In November 2021, NITI Aayog had released a discussion paper titled ‘Digital Banks: A Proposal for Licensing and Regulatory Regime for India.’ The paper offers a template and roadmap for a Digital bank licensing and regulatory framework in India.

NITI Aayog has proposed to introduce a restricted digital business bank licence and a restricted digital consumer bank licence, at deepening financial inclusion using technology.


About ‘Digital Banks’

  • Digital Banks or DBs referred in the discussion paper published by NITI Aayog, means banks as defined in the Banking Regulation (Banking Regulation Act) Act, 1949.
  • In other words, these entities will issue deposits, make loans and offer the full suite of services that the Banking Regulation Act empowers them to.
  • As the name suggests however, Digital Banks will principally rely on the internet and other proximate channels to offer their services and not physical branches.
  • Digital Banks will be subject to prudential and liquidity norms at par with the incumbent commercial banks.

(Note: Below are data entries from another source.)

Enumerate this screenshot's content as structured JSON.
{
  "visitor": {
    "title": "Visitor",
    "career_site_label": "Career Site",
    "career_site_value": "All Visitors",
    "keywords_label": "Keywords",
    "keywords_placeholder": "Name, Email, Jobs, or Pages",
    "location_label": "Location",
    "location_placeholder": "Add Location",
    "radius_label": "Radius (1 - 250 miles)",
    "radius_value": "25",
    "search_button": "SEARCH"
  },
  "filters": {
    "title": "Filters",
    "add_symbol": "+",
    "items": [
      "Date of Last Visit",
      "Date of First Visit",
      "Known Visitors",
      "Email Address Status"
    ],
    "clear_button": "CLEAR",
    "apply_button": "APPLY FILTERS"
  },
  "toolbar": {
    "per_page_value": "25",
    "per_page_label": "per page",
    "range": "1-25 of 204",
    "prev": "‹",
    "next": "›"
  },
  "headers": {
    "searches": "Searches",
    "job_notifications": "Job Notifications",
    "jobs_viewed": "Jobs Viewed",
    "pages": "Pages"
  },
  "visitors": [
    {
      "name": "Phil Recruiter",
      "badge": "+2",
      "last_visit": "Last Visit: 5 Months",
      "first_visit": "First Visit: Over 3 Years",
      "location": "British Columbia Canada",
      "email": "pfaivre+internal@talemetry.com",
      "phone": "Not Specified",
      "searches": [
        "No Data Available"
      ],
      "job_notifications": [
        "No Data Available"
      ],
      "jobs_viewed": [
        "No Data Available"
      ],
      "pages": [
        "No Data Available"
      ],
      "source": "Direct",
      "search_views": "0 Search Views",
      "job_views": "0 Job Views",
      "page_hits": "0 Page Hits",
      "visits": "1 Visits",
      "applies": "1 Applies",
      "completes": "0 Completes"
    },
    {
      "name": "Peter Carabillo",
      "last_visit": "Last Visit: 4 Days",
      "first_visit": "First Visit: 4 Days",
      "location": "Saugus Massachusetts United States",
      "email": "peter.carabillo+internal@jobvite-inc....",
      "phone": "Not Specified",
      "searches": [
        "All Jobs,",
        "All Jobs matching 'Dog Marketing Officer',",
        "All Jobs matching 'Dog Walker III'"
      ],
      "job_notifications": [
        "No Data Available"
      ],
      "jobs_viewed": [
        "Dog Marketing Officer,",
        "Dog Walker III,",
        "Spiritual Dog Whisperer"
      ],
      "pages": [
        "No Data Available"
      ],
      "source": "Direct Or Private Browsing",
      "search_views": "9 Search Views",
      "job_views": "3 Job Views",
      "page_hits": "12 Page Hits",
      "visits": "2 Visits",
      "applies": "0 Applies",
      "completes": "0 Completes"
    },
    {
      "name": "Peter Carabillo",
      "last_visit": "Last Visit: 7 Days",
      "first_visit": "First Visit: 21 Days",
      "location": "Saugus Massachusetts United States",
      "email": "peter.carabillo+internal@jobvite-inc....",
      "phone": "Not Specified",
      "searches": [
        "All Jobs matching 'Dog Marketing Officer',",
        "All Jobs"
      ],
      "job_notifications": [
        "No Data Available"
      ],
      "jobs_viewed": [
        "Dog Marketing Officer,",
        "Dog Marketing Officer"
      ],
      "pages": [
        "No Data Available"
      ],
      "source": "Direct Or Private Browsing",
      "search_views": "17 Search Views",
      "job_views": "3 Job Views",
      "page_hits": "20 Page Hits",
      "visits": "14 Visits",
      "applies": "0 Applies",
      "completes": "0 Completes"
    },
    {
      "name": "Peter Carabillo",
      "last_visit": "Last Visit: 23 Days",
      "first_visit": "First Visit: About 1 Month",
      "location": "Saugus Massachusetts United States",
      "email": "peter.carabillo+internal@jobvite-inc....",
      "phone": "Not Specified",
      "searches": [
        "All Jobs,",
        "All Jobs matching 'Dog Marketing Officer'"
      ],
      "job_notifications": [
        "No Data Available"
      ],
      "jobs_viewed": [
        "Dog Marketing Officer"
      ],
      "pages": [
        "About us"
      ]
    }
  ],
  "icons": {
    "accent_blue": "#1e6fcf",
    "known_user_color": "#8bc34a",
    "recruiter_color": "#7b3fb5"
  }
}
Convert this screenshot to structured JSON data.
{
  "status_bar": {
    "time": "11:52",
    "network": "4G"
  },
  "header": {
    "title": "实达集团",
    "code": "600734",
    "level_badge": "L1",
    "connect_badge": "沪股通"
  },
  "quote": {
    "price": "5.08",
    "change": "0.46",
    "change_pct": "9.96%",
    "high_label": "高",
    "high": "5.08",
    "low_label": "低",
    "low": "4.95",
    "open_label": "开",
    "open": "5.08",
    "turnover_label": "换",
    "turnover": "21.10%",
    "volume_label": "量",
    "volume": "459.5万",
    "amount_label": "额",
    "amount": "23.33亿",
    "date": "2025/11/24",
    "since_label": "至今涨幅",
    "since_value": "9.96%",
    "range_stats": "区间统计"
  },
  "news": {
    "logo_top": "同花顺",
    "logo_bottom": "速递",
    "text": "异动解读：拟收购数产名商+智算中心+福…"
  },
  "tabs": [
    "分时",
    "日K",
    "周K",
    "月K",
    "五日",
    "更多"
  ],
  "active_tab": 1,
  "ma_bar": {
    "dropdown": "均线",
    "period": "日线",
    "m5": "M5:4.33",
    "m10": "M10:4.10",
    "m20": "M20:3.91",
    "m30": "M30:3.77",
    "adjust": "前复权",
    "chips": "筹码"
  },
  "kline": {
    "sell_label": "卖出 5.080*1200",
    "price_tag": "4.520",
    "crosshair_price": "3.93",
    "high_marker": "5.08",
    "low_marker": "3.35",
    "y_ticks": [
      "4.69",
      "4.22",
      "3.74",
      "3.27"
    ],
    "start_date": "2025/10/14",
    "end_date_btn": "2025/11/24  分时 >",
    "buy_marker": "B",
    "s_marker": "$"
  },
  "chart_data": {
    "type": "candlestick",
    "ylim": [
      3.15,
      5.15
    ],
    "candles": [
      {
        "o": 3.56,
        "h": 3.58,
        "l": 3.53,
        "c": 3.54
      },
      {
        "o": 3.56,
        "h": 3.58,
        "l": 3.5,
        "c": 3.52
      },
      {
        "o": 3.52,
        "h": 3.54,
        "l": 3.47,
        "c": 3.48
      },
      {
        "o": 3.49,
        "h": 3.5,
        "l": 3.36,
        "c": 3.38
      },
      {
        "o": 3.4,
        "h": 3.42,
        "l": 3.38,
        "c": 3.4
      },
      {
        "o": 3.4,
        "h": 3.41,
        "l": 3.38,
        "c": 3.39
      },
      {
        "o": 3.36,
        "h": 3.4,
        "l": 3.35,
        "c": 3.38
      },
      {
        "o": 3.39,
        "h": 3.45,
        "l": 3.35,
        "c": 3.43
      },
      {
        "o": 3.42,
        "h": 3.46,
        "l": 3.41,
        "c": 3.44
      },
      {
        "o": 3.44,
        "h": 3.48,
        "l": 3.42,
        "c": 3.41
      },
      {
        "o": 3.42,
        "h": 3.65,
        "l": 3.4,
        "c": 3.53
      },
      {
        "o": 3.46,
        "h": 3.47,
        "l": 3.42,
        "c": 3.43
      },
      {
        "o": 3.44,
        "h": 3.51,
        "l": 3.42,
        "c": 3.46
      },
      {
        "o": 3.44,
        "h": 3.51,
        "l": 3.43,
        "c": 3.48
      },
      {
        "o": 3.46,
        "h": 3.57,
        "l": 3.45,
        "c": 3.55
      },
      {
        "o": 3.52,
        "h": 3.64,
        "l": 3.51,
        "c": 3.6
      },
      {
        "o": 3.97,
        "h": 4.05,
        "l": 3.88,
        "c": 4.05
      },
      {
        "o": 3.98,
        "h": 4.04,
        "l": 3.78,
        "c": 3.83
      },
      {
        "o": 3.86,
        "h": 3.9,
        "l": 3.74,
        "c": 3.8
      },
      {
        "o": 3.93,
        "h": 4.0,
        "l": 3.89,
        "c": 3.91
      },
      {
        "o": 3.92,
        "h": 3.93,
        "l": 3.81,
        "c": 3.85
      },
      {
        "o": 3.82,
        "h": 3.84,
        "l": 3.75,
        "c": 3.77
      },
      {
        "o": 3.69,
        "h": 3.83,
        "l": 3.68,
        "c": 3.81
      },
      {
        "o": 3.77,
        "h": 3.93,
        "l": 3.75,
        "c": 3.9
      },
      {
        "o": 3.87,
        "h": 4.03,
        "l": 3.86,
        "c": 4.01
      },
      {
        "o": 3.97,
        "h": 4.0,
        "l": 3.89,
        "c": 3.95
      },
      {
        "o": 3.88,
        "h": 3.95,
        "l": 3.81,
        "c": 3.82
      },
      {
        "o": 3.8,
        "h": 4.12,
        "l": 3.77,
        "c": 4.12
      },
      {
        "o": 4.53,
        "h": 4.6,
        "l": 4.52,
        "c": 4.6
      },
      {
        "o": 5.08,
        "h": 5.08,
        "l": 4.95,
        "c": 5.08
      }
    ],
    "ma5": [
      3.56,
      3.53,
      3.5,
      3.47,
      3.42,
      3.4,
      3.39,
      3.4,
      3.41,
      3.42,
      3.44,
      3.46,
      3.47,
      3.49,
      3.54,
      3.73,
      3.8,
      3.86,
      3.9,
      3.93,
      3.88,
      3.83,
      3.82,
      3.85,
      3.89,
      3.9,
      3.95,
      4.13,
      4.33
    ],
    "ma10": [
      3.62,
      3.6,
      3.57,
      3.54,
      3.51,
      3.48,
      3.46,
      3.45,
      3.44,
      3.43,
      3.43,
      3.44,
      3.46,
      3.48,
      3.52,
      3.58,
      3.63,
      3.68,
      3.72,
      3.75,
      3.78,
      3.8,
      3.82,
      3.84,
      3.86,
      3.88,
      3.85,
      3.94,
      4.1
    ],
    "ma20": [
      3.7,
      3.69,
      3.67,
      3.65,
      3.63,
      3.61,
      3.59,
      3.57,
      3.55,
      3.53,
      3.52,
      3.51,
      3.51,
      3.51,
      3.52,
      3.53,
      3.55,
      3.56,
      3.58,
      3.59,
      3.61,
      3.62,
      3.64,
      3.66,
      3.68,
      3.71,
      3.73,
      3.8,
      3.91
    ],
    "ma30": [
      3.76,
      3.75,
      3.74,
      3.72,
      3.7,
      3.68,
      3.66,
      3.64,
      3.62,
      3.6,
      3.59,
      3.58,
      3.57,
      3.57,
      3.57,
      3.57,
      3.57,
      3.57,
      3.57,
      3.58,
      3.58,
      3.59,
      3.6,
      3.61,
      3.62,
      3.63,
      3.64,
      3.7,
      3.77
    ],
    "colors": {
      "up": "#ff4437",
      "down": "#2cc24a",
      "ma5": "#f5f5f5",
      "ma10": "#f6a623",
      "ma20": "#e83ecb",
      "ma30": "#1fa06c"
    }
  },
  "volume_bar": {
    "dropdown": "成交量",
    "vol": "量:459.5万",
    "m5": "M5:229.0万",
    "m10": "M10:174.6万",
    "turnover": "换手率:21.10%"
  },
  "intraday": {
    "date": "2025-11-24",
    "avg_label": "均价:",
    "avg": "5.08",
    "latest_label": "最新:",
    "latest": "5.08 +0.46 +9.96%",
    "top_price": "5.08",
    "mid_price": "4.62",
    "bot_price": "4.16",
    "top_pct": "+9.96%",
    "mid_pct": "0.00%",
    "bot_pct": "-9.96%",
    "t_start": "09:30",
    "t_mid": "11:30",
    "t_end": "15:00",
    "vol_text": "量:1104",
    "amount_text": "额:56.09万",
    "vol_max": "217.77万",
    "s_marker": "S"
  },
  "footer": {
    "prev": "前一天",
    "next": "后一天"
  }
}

Potential Benefits of Digital Banks

Cost-to-income ratio –

    • Estimates indicate that DBs have high cost efficiency. Webank (DB in China) for instance incurs a per account operation cost of $0.5. Compare that to traditional banks and (depending where we are), it may come up to 10-20 times higher.
    • In the Indian context, cost to income ratios of large and medium PSBs as also old private banks are more than 50%.
    • The new private banks, while they run a more efficient operation relative to their peers, still had a cost to income ratio as high as 43%.

Miscellaneous Benefits include –

    • The convenience of banking from the comforts of home.
    • 24*7 availability of access to banking functions.
    • Paperless banking.
    • Enables set up of automatic payments for regular utility bills.
    • Facilitates online payments for online shopping etc.
    • Extends banking services to remote areas.


Framework proposed by NITI Aayog

  • In the discussion paper, NITI Aayog has recommend a potential template, pathway and the operative steps under the applicable laws to be executed for enacting a DB licensing and regulatory regime for India.
  • As a threshold issue, a two-stage approach is recommended –
      • Stage-1 — Given the important role of credit in growth of economy and pressing public policy necessity for bridging the credit gap in the MSME sector, it is recommended that Digital business bank license be phased-in in stage 1.
      • Stage-2 — The RBI may consider introducing a “Digital Universal Bank” license in Stage 2 on the basis of regulatory experience gathered in Stage 1.
  • For the implementation of the above approach, the following sequence is recommended –
      • Step-1 — Introduce a restricted Digital Business bank license.
      • Step-2 — The applicant acquiring this restricted license (“Licensee”) enlists in the regulatory sandbox and commences operations as a Digital Business bank in the sandbox. RBI’s regulatory sandbox framework recognizes the need to offer relaxations to entities enlisted in the sandbox to facilitate experimentation.
      • Step-3 — If satisfactory performance of the Licensee is found, the initial set of restrictions can be progressively relaxed to advance the Licensee to a Full Stack Digital Business bank license.
  • In the restricted phase, digital business banks may be required to bring in Rs 20 crore of minimum paid-up capital.
  • Upon progression from the sandbox a full-scale digital business bank will be required to bring in Rs 200 crore.